Have you read Christopher Tolkiens History of Middle Earth Books? There are 12 books in the set, Ive got a few of them, and Im pretty certain all the information about the above incidents is in them. Of course I could be very wrong.

Personally I dont think there should be a sequel or a preqel to Lord of the Rings, actually if one was wrote, Id probably flat out refuse to read it because it wasnt Tolkien.For about a week anyway

What I would like to see though are some of the stories that are linked to Lord of the Rings, like what exactly happens to Arwen when Aragorn dies? The image of her in the movie completely alone after all her kind have left Middle Earth really gets to me. And what about Legolas and Gimlis journey, Id like to read about that to. And Id like to see what difference Aragorn makes to Gondor, if any.

But of course ins aying all that, while its possible those stories could be told, it wouldnt be Tolkien telling them, so I dont know how interested in them I would be.

Anyway thats just my take on things.
:slight_smile:

I always think of something else I wanted to say after I hit submit!

TWDuke: The reason the nine became was because they were swayed by the power of the one ring, and there will was tied to that ring. So if the ring is destroyed, surely they are to??

Im sure you already know what I just said, but Im just wondering did you have a theory as to how the Nazgul could still be alive?
[size=1]That looks kind of bitch, I dont mean it too, sorry![size]

Indeed, you should be on your knees daily thanking a bare minimum of three dieties that you don’t know who Robert Jordan is.

Someone I know loved the first book so much that she is holding off reading the rest of the series until it is complete. I think she’s in for one hell of a major disappointment.

OTOH it’s likely he will never finish so she may never read the whole turgid ugly mess.

Interesting idea. The Fourth Age is obviously a new age, and the Witch-King could be returning as the Dark Lord. Two problems, though:

  1. He can still only be killed by women, so they’d have to make a plot device out of that. Again.

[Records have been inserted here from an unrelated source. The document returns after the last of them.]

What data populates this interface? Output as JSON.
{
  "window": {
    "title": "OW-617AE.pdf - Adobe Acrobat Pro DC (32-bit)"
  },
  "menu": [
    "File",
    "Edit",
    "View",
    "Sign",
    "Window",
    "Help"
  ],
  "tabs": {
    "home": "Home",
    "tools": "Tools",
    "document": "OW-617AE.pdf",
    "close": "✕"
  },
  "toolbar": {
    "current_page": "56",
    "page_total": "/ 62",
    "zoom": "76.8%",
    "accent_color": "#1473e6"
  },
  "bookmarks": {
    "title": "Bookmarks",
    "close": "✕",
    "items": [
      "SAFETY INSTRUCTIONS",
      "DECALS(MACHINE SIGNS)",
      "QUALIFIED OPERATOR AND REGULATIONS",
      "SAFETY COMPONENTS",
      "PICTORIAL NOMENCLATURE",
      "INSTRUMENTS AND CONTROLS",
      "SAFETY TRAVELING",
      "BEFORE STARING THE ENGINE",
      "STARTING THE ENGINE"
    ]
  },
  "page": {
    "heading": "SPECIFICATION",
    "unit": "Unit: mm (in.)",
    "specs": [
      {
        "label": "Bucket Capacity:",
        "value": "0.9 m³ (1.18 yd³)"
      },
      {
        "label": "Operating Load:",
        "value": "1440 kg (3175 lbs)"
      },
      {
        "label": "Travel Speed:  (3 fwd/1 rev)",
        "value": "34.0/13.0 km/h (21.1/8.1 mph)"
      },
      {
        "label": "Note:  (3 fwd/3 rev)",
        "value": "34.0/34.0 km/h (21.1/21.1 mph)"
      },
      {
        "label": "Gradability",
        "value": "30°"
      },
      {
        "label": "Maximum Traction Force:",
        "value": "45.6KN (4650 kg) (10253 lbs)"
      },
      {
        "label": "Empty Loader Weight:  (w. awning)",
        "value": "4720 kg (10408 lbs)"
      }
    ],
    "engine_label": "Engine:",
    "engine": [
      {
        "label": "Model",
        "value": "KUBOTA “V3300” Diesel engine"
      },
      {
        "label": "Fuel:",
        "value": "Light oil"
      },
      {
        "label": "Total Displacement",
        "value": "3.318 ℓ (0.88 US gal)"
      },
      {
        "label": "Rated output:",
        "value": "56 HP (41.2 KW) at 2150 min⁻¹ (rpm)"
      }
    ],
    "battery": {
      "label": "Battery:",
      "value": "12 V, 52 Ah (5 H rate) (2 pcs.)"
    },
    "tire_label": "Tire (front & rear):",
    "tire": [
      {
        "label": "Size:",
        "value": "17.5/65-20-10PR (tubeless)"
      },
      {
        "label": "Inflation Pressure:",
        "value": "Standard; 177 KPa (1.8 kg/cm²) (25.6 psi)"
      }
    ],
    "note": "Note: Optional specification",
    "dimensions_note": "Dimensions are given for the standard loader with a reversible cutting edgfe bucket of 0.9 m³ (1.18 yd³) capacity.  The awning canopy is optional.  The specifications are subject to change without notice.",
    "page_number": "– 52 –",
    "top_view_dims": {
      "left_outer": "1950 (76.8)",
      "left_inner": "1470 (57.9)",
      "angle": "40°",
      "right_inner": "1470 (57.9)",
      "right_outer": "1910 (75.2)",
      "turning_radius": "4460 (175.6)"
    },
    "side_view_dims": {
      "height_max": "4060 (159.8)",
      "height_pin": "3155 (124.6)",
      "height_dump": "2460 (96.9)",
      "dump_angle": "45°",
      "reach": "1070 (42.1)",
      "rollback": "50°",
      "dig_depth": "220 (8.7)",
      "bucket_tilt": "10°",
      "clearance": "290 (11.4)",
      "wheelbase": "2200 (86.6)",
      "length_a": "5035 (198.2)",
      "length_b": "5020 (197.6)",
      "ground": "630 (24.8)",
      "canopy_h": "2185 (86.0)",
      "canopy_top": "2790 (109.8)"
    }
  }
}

  2. He was kept alive by the power of his ring. When the One Ring was destroyed, don’t you think that should have affected him, if indeed he did survive his encounter with Eowyn?

Back to the original topic for a sec, you need to have a fanbase that actually wants something like this in order for it to work. The best example to use is the Star Wars universe. There are many many books written that happen before, during, and after the George Lucas movies. The catch there is that George himself reads the authors works and approves them for publishing. If the Tolkien estate so desired, they could take submissions for books regarding the history or future of middle earth, and add them onto the series. This way you know going into it that it’s not an extension of the authors original works, but still a part of the bigger “universe” he originally made. Just an idea!

Thats a fine Idea BL1, but what could they possibly write about that would directly relate to the Lord of the Rings when you consider that at the end of the third age, all of the Fellowship have left Middle Earth?

Good points, but not insurmountable.

  1. (a) Not necessarily a bad thing. Instead of being a surprise element, you could have a woman expected to kill him from the beginning. Perhaps not very Tolkienesque, but it might make some fangrrrls happy. (b) The prophecy said “no man”, leaving the road open for boys, dwarves, badgers, etc. © There are other ways to defeat someone besides killing him. (d) The prophecy could have expired the first time he was killed.

  2. (a) Didn’t the nine rings have power of their own? The ring he wore wasn’t destroyed and may not have lost all its power immediately – Galadriel’s ring seemed to retain some of its juice for a while. (b) Spirits are immortal.

Just say that Eowyn was really a man!